The transition from a low to a high-choice and from a “push” to a “pull” information environment allows extensive and easy access to an almost unlimited information environment. These characteristics force scholars to reassess the selective exposure debate. In this changing media environment, search engines are potentially the most relevant devices for contemporary information seeking. However, to the best of my knowledge, no study examines the role of a search engine as a device to seek political information. This article is a first attempt to close this gap.

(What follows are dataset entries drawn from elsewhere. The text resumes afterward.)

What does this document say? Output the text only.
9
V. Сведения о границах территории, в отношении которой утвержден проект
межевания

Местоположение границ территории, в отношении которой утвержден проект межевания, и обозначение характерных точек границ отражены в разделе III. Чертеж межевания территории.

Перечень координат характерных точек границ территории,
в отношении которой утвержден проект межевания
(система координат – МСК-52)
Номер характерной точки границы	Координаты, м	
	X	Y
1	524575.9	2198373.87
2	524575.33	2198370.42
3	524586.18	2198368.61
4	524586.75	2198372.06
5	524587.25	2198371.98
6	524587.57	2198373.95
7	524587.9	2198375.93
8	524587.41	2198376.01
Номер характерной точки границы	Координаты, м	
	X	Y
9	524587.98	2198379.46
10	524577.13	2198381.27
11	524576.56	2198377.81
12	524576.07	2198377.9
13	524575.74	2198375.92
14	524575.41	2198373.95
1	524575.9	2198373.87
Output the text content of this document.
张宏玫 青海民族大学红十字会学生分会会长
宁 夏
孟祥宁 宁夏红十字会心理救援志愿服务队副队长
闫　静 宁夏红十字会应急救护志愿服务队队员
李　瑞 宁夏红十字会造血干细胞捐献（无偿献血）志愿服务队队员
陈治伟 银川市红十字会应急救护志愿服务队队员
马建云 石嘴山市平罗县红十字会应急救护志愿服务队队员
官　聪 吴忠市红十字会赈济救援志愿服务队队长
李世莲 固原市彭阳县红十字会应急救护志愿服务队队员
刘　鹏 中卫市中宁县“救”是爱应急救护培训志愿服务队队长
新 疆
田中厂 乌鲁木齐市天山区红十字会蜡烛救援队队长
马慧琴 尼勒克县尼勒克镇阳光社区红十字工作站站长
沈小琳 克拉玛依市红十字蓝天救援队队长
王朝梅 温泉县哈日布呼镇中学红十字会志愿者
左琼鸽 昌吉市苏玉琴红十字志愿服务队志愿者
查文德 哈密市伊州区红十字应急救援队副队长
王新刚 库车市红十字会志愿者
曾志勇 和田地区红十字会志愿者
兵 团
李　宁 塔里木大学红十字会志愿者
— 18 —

This article reports the results of an online survey experiment during a campaign for a referendum vote which combines a tax and pension reform in Switzerland in May 2019. The goal is to study contemporary information seeking behavior in a search engine media environment. To do so, I mimic a Google web interface. First, respondents are instructed to type what kind of information they want to obtain regarding the referendum in a Google search bar. Second, respondents are exposed to 10 Google news content predetermined. They are instructed to pick as many sources as they want to form their opinion. Respondents are randomly assigned to one out of four conditions: 10 news content randomly assigned (control group) (a); 10 news content with fixed ranking (b); 5 news content randomly ranked 1 to 5, and 5 others news content randomly ranked 6 to 10 (c); 2 news content randomly ranked 1 to 2, and 8 others news content randomly ranked 3 to 10 (d). The impact of the ads heuristic cue is also measured. To maximize real-world accuracy, I reproduce a detailed Google web interface (e.g. layout and colors) and extract Google news story headline from repeated real-world Google search during the campaign. Additionally, I postulate that nobody goes to the second page on Google. The results permit to assess the role of ranking (bandwagon) versus source and story headline in driving selective exposure to political information in a Google information environment.